RI Law (find it yourself):
A “mayoral academy” means a charter school created by a mayor of any city or town within the State of Rhode Island, acting by or through a nonprofit organization established for said purpose (regardless of the time said nonprofit organization is in existence), which enrolls students from more than one city or town including both urban and non-urban communities and which offers an equal number of enrollments to students on a lottery basis; provided, further, that such mayoral academies shall have a board of trustees or directors which is comprised of representatives from each included city or town and is chaired by a mayor of an included city or town. (emphasis mine)
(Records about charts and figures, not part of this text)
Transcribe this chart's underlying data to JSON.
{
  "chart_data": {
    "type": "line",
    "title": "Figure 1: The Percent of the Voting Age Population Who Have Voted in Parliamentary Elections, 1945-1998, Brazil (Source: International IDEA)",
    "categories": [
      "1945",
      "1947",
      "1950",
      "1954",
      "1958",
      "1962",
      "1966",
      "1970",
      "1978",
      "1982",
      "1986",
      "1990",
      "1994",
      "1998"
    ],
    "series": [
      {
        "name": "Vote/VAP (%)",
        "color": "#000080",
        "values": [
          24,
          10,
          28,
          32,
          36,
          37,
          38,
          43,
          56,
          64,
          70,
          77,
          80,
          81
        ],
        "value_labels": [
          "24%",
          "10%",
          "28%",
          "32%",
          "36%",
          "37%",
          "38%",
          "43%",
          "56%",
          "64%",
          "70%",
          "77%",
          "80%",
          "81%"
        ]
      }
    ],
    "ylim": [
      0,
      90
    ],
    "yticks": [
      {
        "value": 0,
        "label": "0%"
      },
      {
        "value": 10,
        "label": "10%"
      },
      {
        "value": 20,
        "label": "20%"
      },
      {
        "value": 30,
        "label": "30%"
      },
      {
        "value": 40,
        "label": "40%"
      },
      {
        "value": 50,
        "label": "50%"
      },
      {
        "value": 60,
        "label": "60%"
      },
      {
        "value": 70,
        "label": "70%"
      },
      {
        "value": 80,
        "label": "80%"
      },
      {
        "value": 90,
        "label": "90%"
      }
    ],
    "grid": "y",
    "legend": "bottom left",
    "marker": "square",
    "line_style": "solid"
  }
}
It is important to note that this application does not have a set number of seats per community;
If there is a way to reconcile those two statements, I don't know what it is. It is not the way RIMA approaches it at Blackstone Valley Prep. In fact, AF made the same mistake last time, RIDE didn't pick it up and after I pointed it out RIDE allowed them to make the change to their application during the public comment period to correct the error (the change was clearly noted on the RIDE site). If RIDE disagrees with the straightforward interpretation of the law, why would they have thought it was so important to fix the last proposal?
This of course has a huge impact on both the likely cost of the school to Providence and the role of the suburban districts in terms of need, demand and cost. Does Providence send 25% or more than 50%? Does N. Prov send 25% or 5%?
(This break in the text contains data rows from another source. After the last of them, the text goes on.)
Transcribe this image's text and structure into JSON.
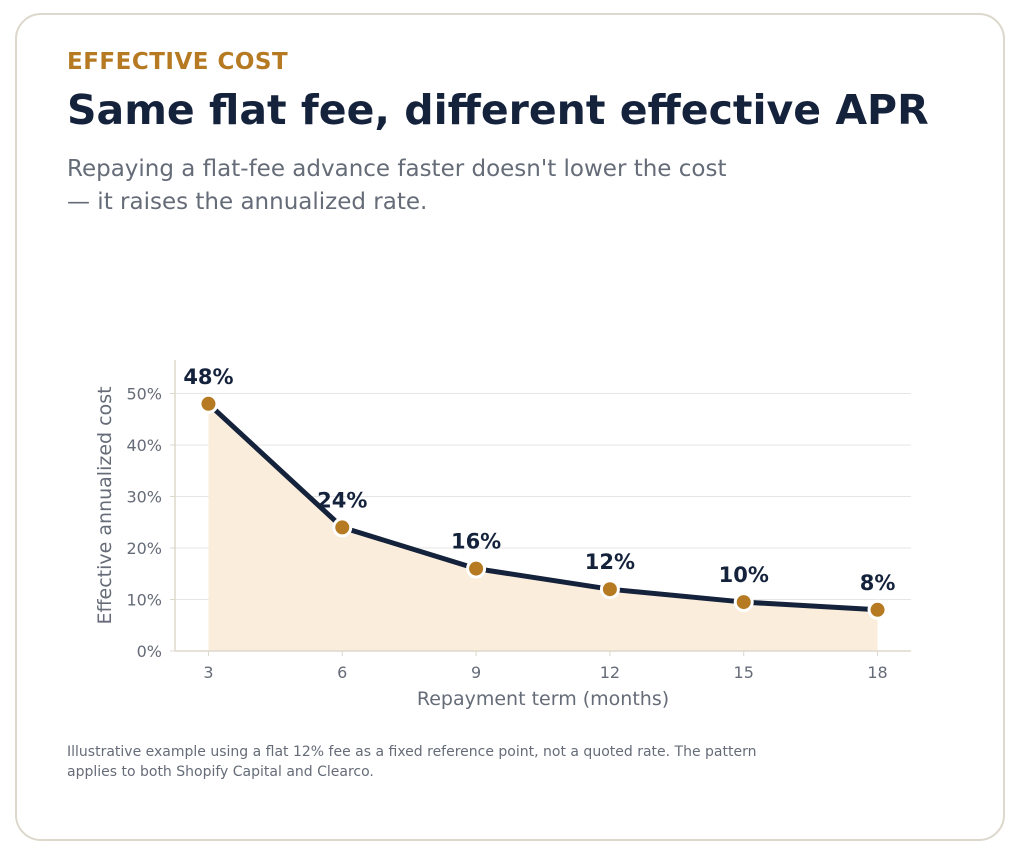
{
  "header": {
    "eyebrow": "EFFECTIVE COST",
    "title": "Same flat fee, different effective APR",
    "subtitle": "Repaying a flat-fee advance faster doesn't lower the cost — it raises the annualized rate."
  },
  "footnote": "Illustrative example using a flat 12% fee as a fixed reference point, not a quoted rate. The pattern applies to both Shopify Capital and Clearco.",
  "colors": {
    "line": "#15223b",
    "marker": "#b57a22",
    "area": "#faeddb",
    "grid": "#e6e6e6",
    "axis": "#ddd8cc"
  },
  "chart_data": {
    "type": "line",
    "x": [
      3,
      6,
      9,
      12,
      15,
      18
    ],
    "x_tick_labels": [
      "3",
      "6",
      "9",
      "12",
      "15",
      "18"
    ],
    "values": [
      48,
      24,
      16,
      12,
      9.5,
      8
    ],
    "data_labels": [
      "48%",
      "24%",
      "16%",
      "12%",
      "10%",
      "8%"
    ],
    "xlabel": "Repayment term (months)",
    "ylabel": "Effective annualized cost",
    "y_ticks": [
      0,
      10,
      20,
      30,
      40,
      50
    ],
    "y_tick_labels": [
      "0%",
      "10%",
      "20%",
      "30%",
      "40%",
      "50%"
    ],
    "xlim": [
      2.25,
      18.75
    ],
    "ylim": [
      0,
      56.5
    ],
    "grid": true,
    "area_fill": true
  }
}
The thing is, Achievement First has absolutely no interest in running a 3/4 suburban school. It makes no sense. It is not what they do. Their application shows no interest whatsoever in the issue of creating an urban/suburban diverse school community. So they keep trying to weasel out of it.
One thing that is going to be important this time around is making it clear to the Governor and friendly Regents that it is absolutely essential that, if this school goes through, the continuing participation of the suburban communities play a significant role in evaluating the school, renewing its charter and expanding or contracting. If the suburbs walk away (parents don't apply, RIMA and AF don't bother recruiting) Providence should not be stuck with two schools sized for four districts (let alone two more middle schools and a high school).
If AF just wants to open a charter school for Providence, they can open an independent or even a district charter. It is much simpler than this mayoral academy nonsense.